ベイビー•プロポーズ
「こういうのがもえの負担になってたのかも」
心の中で呟いたはずの言葉が口から出ていたらしい。
俺の小さな呟きに「それはねぇだろ」と首を振ったあおは「萌葉が頑固すぎるだけ」と続ける。
弁当がまだ半分残った状態で箸を置いたあおはBGMとなっていたパンクロックをいきなり止めると、じっと俺の顔を見つめてきた。
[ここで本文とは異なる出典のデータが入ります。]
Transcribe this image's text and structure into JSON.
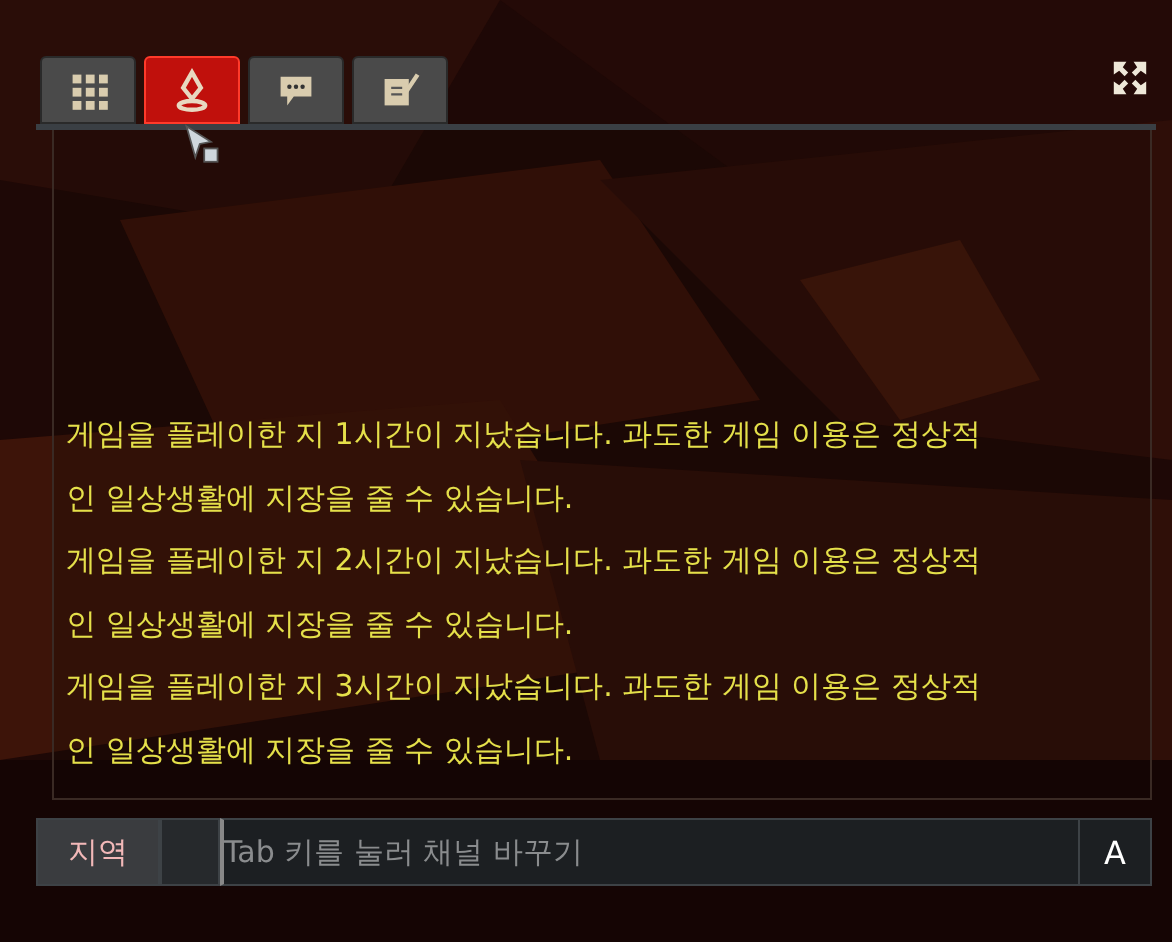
{
  "tabs": [
    {
      "kind": "grid",
      "selected": false
    },
    {
      "kind": "pin",
      "selected": true
    },
    {
      "kind": "speech",
      "selected": false
    },
    {
      "kind": "note",
      "selected": false
    }
  ],
  "messages": [
    {
      "text": "게임을 플레이한 지 1시간이 지났습니다. 과도한 게임 이용은 정상적인 일상생활에 지장을 줄 수 있습니다."
    },
    {
      "text": "게임을 플레이한 지 2시간이 지났습니다. 과도한 게임 이용은 정상적인 일상생활에 지장을 줄 수 있습니다."
    },
    {
      "text": "게임을 플레이한 지 3시간이 지났습니다. 과도한 게임 이용은 정상적인 일상생활에 지장을 줄 수 있습니다."
    }
  ],
  "input": {
    "channel": "지역",
    "placeholder": "Tab 키를 눌러 채널 바꾸기",
    "ime": "A"
  }
}
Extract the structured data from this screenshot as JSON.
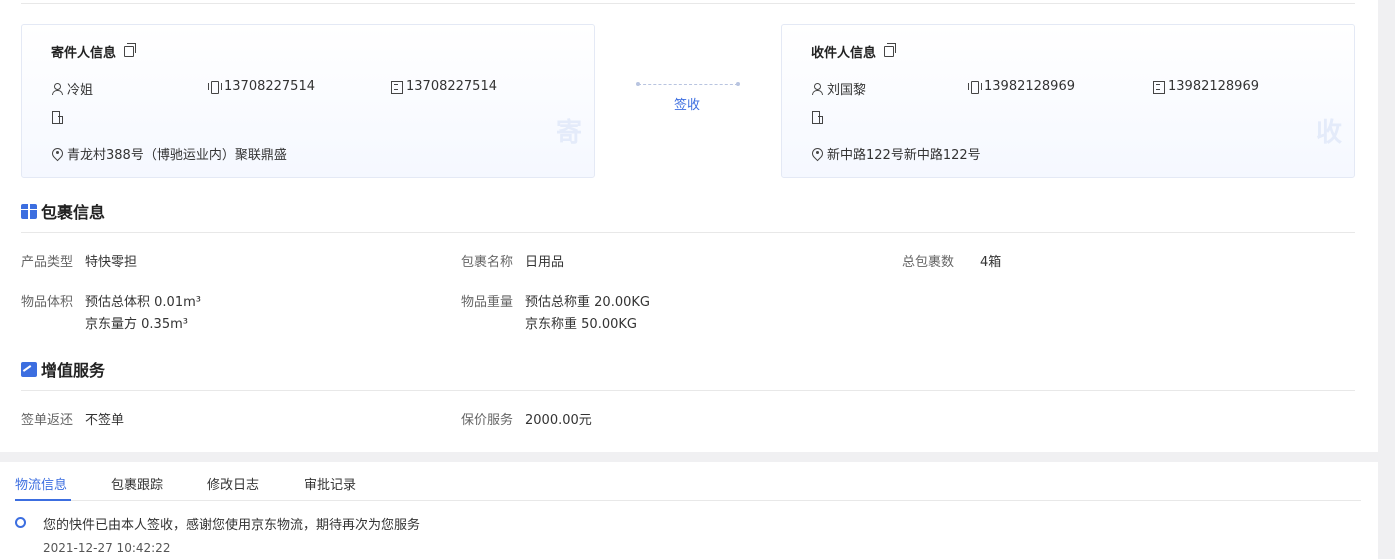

「弟の俺が言うのもあれだけどさ、萌葉って可愛いじゃん」
「うん。この世で1番かわいい」
「普通にモテるし、今は彼氏いないみたいだけど作ろうと思えばすぐに出来ると思う」
「……うん」
「宮田と桑野にも学祭中に萌葉のこといろいろ聞かれたし」
「……」
むっ、と心に芽生える嫉妬と独占欲。
廊下側の席で紙パックのレモンティーを飲んでる宮田と、俺と同じばくだんおにぎりを食べてる桑野に恨めしい視線を送る。それに気付いた2人は何を勘違いしたのか笑顔で手を振ってきた。ので、俺も真顔で右手を上げる。
「だけど俺は宮田と桑野と兄弟になんのは御免だから」
聞こえてきた言葉に、再び顔をあおへと向けた。
「どういうこと」
「あいつらだけじゃなくて、どこのどいつか知らねぇ他の男も論外。将来俺の兄弟になんのは黎以外認めないって話」
「……おにいちゃん」
「いや、逆じゃね?」
なんだか胸がじんわりと熱くなる。これが心を打たれるって感情なのかもしれない。
「あお」
「ん?」
「俺、あおの言葉に感動してる」
「ははっ、表情は全く変わってねぇけどな」
猫目をくしゃっと細めたあおは、両手を伸ばして俺の肩を軽く掴んだ。
「まあ、安心しろ。未来の弟が一肌脱いでやるわ」
「……おにいちゃん」
「だから逆な」
小学、中学、高校、俺の隣にはずっとあおがいた。
あおは俺にとって、好きな子の弟で、頼れる救世主で――唯一無二の親友だ。